Meaning of Negotiable
Instruments
• The word ‘negotiable’ means can be transferred and the word
‘instrument’ means a written document by which a right is
created in favour of some person.
• Thus, the term ‘negotiable instruments’ means a written
document transferable by delivery or by endorsement, passes
to the transferee a bona fide title to payment according to its
tenor.
• It should be in the form of writing, signed by the maker or
drawer, an unconditional promise or order to pay, fixed amount
of money to be stated, transferrable from one person to
another person, be payable to order or to bearer or on demand
at a definite time.
What is Negotiability?
• Negotiability is the unique feature that a
negotiable instrument posse, which means,
the instrument is freely transferable and the
title of the transferee is better if he/she took
the instrument for value and in good faith
under such circumstances having no suspicion
about any defect in the title of the transferor.
Such a transferee is called holder in due
course.
Negotiable Instrument Act
• Negotiable Instrument (NI) has been defined
under section 13 of Negotiable Instrument
Act, which include
• Promissory Note,
• Bill of Exchange &
• Cheque
Types of Negotiable Instruments
• 1. Negotiable instruments by custom or usage
• There are certain instruments which have
acquired the character of negotiability by the
usage or custom of trade.
• For example: Bill of Lading etc.
Types of Negotiable Instruments
• 2. Negotiable instruments by Statute
• The Act mentions only three types of
negotiable Instruments (Section 13).These are:
• Promissory Note
• Bill of Exchange
• Cheque
Promissory Note (Section 4 of NI Act)
• A Promissory note is an instrument in writing that contains a
written promise,an unconditional undertaking, signed by the
maker, to pay a certain sum of money on a specific date or
whenever demanded.
• Example
• A signs instruments in the following terms:
• (a ) “I promise to pay B or order Rs. 500.”
• (b) “I acknowledge myself to be indebted to B in Rs. 1,000, to be paid on
demand, for value received.”
• (c) “I promise to Pay B Rs. 500 and all other sums which shall be due to
him.”
• (d) “I promise to Pay B Rs. 500, first deducting thereout any money
which he may owe me.”
• (e) “I promise to Pay B Rs. 500 seven days after my marriage with C.”
• (f) “I, promise to Pay B Rs. 500 on D's death, provided D leaves me
enough to pay that sum.”
Essential Ingredients for Promissory Note

• 1. UNCONDITIONAL: There cannot be any


conditions precedent to payment.
• 2. PROMISE OR ORDER TO PAY: There must be a
written undertaking to pay money that is signed by
the person promising to pay. For example, “I, John
Smith, promise to pay to the order of Jan Smith
two hundred dollars” would satisfy this
requirement.
• 3. A FIXED AMOUNT OF MONEY: The principal
amount due under the promissory note must be
absolute and not subject to change.
Essential Ingredients for Promissory Note
• 4. PAYABLE TO ORDER OR BEARER: The promissory note must be payable
to order or to bearer by using language such as “Pay to the order of Jan
Smith”—or “I promise to pay to the order of bearer”.
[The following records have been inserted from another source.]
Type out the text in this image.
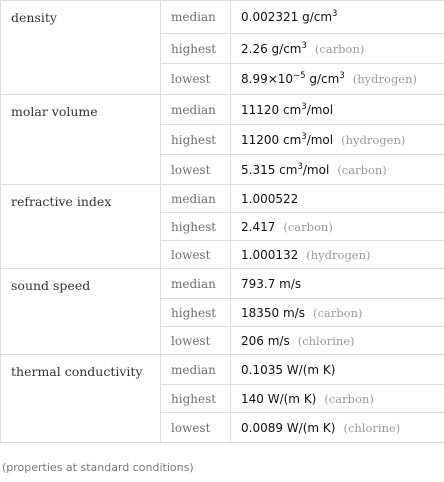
density	median	0.002321 $g/cm^3$
	highest	2.26 $g/cm^3$ (carbon)
	lowest	$8.99\times 10^{-5}$ $g/cm^3$ (hydrogen)
molar volume	median	11120 $cm^3$/mol
	highest	11200 $cm^3$/mol (hydrogen)
	lowest	5.315 $cm^3$/mol (carbon)
refractive index	median	1.000522
	highest	2.417 (carbon)
	lowest	1.000132 (hydrogen)
sound speed	median	793.7 m/s
	highest	18350 m/s (carbon)
	lowest	206 m/s (chlorine)
thermal conductivity	median	0.1035 W/(m K)
	highest	140 W/(m K) (carbon)
	lowest	0.0089 W/(m K) (chlorine)
(properties at standard conditions)
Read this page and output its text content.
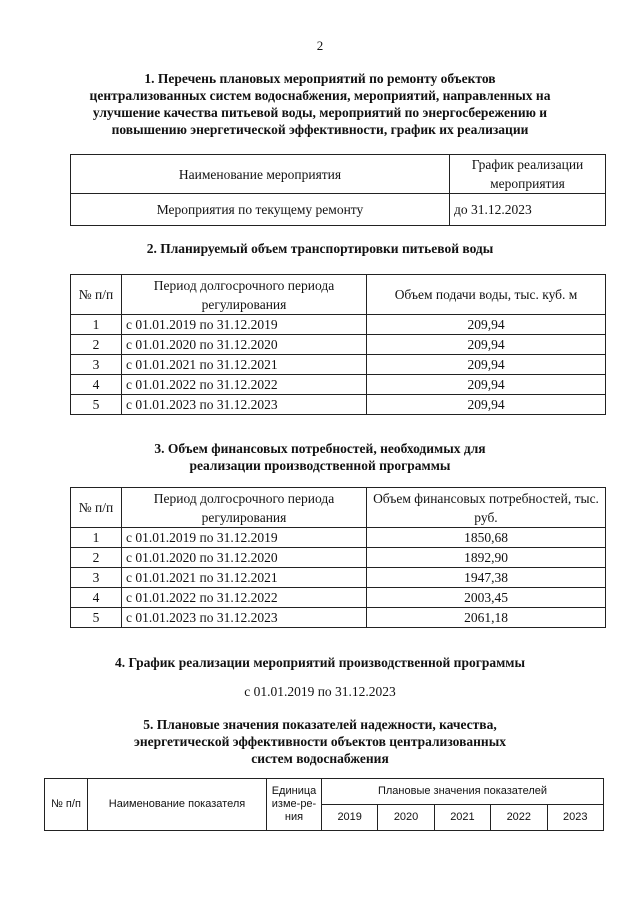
2
1. Перечень плановых мероприятий по ремонту объектов
централизованных систем водоснабжения, мероприятий, направленных на
улучшение качества питьевой воды, мероприятий по энергосбережению и
повышению энергетической эффективности, график их реализации
Наименование мероприятия	График реализации мероприятия
Мероприятия по текущему ремонту	до 31.12.2023
2. Планируемый объем транспортировки питьевой воды
№ п/п	Период долгосрочного периода регулирования	Объем подачи воды, тыс. куб. м
1	с 01.01.2019 по 31.12.2019	209,94
2	с 01.01.2020 по 31.12.2020	209,94
3	с 01.01.2021 по 31.12.2021	209,94
4	с 01.01.2022 по 31.12.2022	209,94
5	с 01.01.2023 по 31.12.2023	209,94
3. Объем финансовых потребностей, необходимых для
реализации производственной программы
№ п/п	Период долгосрочного периода регулирования	Объем финансовых потребностей, тыс. руб.
1	с 01.01.2019 по 31.12.2019	1850,68
2	с 01.01.2020 по 31.12.2020	1892,90
3	с 01.01.2021 по 31.12.2021	1947,38
4	с 01.01.2022 по 31.12.2022	2003,45
5	с 01.01.2023 по 31.12.2023	2061,18
4. График реализации мероприятий производственной программы
с 01.01.2019 по 31.12.2023
5. Плановые значения показателей надежности, качества,
энергетической эффективности объектов централизованных
систем водоснабжения
№ п/п	Наименование показателя	Единица изме-ре-ния	Плановые значения показателей				
			2019	2020	2021	2022	2023
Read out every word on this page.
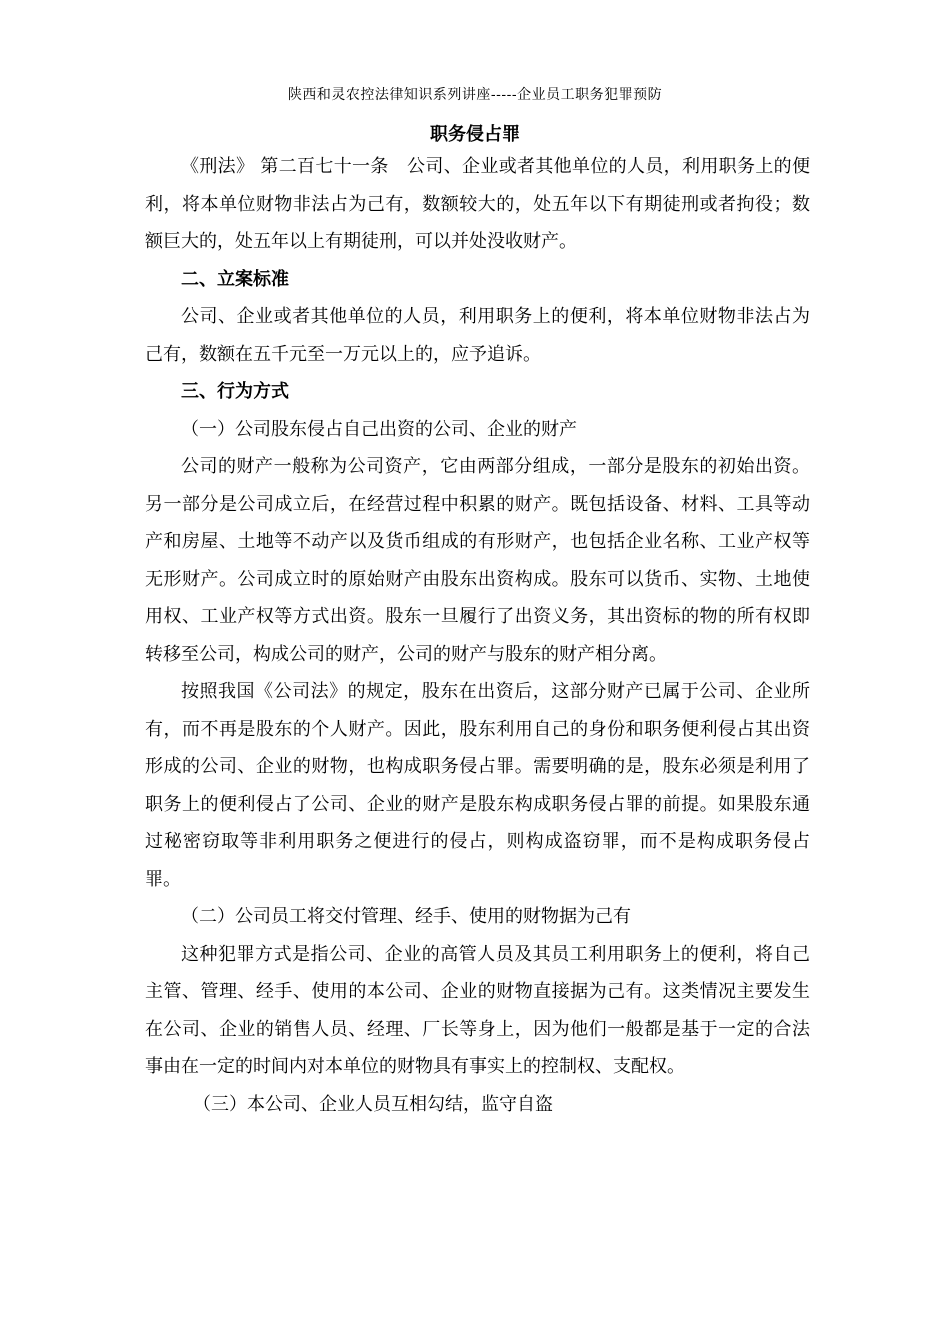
陕西和灵农控法律知识系列讲座-----企业员工职务犯罪预防
职务侵占罪

《刑法》 第二百七十一条　公司、企业或者其他单位的人员，利用职务上的便利，将本单位财物非法占为己有，数额较大的，处五年以下有期徒刑或者拘役；数额巨大的，处五年以上有期徒刑，可以并处没收财产。

二、立案标准

公司、企业或者其他单位的人员，利用职务上的便利，将本单位财物非法占为己有，数额在五千元至一万元以上的，应予追诉。

三、行为方式

（一）公司股东侵占自己出资的公司、企业的财产

公司的财产一般称为公司资产，它由两部分组成，一部分是股东的初始出资。另一部分是公司成立后，在经营过程中积累的财产。既包括设备、材料、工具等动产和房屋、土地等不动产以及货币组成的有形财产，也包括企业名称、工业产权等无形财产。公司成立时的原始财产由股东出资构成。股东可以货币、实物、土地使用权、工业产权等方式出资。股东一旦履行了出资义务，其出资标的物的所有权即转移至公司，构成公司的财产，公司的财产与股东的财产相分离。

按照我国《公司法》的规定，股东在出资后，这部分财产已属于公司、企业所有，而不再是股东的个人财产。因此，股东利用自己的身份和职务便利侵占其出资形成的公司、企业的财物，也构成职务侵占罪。需要明确的是，股东必须是利用了职务上的便利侵占了公司、企业的财产是股东构成职务侵占罪的前提。如果股东通过秘密窃取等非利用职务之便进行的侵占，则构成盗窃罪，而不是构成职务侵占罪。

（二）公司员工将交付管理、经手、使用的财物据为己有

这种犯罪方式是指公司、企业的高管人员及其员工利用职务上的便利，将自己主管、管理、经手、使用的本公司、企业的财物直接据为己有。这类情况主要发生在公司、企业的销售人员、经理、厂长等身上，因为他们一般都是基于一定的合法事由在一定的时间内对本单位的财物具有事实上的控制权、支配权。

（三）本公司、企业人员互相勾结，监守自盗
• 5. PAYABLE ON DEMAND OR AT A DEFINITE TIME: The note is payable on


demand if it states that it is payable “on demand” or “at sight” or if it
does not dictate a specific time for payment. This makes the note payable
at the will of the note’s holder. The note is payable at a definite time if it
specifies a specific date for payment, or if it states a specific period of
time after sight, such as “120 days after presentment for payment.”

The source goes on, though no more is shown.